We may also prefer NoSQL when dealing with more specific use cases. For instance, when very low latency is required, and we are working with UIDs, it might be interesting to use Key-Value Stores. Another specific use case is when dealing with highly interconnected data, such as in a social network. For these types of scenarios, "Graph DBs" are commonly used.
Transactions
Last but not least, let me introduce a concept I discovered while reading "Designing Data-Intensive Applications": transactions. Transactions address several issues related to the fact that many things can go wrong during an operation. Database software can fail, concurrency issues can arise, network failures can occur, and so on. If an error occurs partway through making multiple changes, it’s difficult to know which changes have taken effect and which haven’t. The application could try again, but that risks making the same change twice, leading to duplicate or incorrect data.
Transactions provide a way to group reads and writes into a single logical unit. Conceptually, all the reads and writes in a transaction are executed as one operation: either the entire transaction succeeds (commit) or it fails (abort, rollback). With transactions, error handling becomes much simpler for an application, as it doesn’t need to worry about partial failures.
These safety measures are often described by the acronym ACID: Atomicity, Consistency, Isolation, Durability:
- Atomicity: Refers to the property that operations within a transaction are all completed or none are. There is no intermediate state.
- Consistency: Ensures that a database remains in a correct state before and after a transaction.
- Isolation: The result of a transaction is the same as if all its operations had run serially (one after another), even though they may have run concurrently in reality.
- Durability: Once a transaction has committed, the data will not be lost, even if the database crashes.
There are various levels of isolation. The most basic level, available in almost every database, is "Read Committed." It guarantees two things: we only read data that has been committed (no dirty reads), and we only overwrite data that has been committed (no dirty writes).
While this basic level of protection is good, it does not protect against many other situations that can also occur. A more advanced level of protection used for backups and long-running queries (such as analytical queries) is Snapshot Isolation.

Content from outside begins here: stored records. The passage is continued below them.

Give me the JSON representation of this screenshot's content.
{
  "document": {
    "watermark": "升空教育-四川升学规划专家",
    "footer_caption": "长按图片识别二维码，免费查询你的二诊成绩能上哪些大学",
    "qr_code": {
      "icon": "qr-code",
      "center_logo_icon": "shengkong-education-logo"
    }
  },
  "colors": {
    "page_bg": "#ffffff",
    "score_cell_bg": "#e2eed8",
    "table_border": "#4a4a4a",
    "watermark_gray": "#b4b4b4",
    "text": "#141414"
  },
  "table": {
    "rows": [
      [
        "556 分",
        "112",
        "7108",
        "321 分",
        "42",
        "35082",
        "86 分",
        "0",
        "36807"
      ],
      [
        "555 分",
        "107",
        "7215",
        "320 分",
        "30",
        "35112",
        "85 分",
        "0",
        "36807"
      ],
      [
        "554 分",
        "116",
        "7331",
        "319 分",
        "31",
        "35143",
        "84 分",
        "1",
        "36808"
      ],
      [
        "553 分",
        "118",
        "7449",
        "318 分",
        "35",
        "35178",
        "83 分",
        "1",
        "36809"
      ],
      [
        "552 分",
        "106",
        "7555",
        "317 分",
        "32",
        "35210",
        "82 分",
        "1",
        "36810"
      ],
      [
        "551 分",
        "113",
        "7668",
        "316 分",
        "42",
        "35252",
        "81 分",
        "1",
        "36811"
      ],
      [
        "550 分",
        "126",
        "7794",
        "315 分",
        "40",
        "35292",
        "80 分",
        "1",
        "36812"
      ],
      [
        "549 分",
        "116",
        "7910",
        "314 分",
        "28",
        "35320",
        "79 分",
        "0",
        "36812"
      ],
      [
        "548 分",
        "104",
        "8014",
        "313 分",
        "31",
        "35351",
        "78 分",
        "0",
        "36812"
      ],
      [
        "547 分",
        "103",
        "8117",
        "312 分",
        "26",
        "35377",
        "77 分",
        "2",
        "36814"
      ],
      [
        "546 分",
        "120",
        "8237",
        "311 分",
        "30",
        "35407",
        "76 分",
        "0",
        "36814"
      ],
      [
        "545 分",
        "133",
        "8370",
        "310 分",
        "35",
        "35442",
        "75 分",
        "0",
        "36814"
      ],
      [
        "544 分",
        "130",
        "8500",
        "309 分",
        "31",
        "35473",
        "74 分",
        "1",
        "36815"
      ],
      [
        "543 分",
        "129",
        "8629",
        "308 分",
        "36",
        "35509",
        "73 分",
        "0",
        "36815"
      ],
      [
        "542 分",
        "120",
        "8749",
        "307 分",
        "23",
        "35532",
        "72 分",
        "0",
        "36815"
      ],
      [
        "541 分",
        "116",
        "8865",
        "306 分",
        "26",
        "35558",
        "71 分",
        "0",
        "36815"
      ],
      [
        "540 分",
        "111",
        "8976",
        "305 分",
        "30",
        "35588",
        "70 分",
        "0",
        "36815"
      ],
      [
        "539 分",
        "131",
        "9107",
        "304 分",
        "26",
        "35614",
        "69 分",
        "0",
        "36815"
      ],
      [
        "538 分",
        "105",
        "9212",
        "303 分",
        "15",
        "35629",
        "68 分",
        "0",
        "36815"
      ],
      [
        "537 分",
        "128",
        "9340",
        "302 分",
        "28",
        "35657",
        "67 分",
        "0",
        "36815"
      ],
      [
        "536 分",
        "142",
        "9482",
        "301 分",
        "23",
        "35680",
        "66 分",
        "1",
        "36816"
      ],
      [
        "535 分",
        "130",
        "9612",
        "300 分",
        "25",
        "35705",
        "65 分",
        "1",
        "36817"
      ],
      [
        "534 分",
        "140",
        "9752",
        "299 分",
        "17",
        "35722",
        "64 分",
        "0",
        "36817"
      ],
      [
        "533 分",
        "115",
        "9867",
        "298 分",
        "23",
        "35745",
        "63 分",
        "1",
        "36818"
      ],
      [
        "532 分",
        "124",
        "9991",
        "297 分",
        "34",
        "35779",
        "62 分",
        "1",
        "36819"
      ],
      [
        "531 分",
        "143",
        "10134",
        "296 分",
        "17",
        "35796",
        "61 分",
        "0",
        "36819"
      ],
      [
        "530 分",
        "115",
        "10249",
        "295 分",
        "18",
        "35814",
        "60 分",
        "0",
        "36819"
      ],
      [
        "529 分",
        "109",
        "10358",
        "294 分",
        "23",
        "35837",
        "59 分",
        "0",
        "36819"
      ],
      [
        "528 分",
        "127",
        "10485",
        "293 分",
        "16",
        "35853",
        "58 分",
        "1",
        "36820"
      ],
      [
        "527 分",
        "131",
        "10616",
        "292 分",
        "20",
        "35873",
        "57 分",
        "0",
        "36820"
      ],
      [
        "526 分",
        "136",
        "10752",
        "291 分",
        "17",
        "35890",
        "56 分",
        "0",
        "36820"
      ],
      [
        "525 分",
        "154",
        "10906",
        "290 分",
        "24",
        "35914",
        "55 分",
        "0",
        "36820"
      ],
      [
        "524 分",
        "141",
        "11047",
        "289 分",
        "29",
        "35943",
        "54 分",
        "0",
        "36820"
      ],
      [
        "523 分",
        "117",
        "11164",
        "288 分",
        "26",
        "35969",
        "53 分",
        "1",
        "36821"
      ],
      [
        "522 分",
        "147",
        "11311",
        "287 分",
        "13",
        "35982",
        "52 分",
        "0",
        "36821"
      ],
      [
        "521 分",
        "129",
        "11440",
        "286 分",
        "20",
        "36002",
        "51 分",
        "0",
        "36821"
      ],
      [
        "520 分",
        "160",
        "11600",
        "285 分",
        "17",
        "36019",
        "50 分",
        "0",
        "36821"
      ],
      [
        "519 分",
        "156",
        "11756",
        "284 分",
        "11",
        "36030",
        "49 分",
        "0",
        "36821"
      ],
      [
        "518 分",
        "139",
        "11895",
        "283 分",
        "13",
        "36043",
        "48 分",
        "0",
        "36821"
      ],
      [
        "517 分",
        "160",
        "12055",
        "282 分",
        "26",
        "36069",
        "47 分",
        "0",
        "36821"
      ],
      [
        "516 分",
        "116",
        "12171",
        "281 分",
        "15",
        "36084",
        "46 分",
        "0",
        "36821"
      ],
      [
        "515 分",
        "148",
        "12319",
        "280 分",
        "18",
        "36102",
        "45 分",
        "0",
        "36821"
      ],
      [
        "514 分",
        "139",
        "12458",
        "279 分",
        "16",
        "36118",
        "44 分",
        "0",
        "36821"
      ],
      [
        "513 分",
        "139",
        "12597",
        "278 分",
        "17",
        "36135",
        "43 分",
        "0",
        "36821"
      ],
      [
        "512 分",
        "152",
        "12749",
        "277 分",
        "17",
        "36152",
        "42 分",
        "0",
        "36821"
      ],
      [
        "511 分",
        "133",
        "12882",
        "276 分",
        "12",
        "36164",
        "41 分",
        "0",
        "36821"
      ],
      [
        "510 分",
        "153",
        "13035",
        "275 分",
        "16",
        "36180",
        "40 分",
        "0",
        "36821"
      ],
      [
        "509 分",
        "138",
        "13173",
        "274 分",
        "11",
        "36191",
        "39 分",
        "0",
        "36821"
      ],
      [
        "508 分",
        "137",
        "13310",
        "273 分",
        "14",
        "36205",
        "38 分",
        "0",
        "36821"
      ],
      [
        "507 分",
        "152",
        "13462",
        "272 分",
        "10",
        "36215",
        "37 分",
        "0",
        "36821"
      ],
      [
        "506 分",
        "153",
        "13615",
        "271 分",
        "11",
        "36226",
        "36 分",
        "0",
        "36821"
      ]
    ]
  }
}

A common workflow is the "read-modify-write" cycle. If two simultaneous transactions perform this cycle, one of the updates can be lost. This is known as a "lost update." To minimize such issues, several approaches can be taken. One approach is to use update operations provided by the database (such as an increment operation for a counter, which is very common). Another approach is the use of locks, where we explicitly tell the database to lock a row so that no one else can read it until we are finished.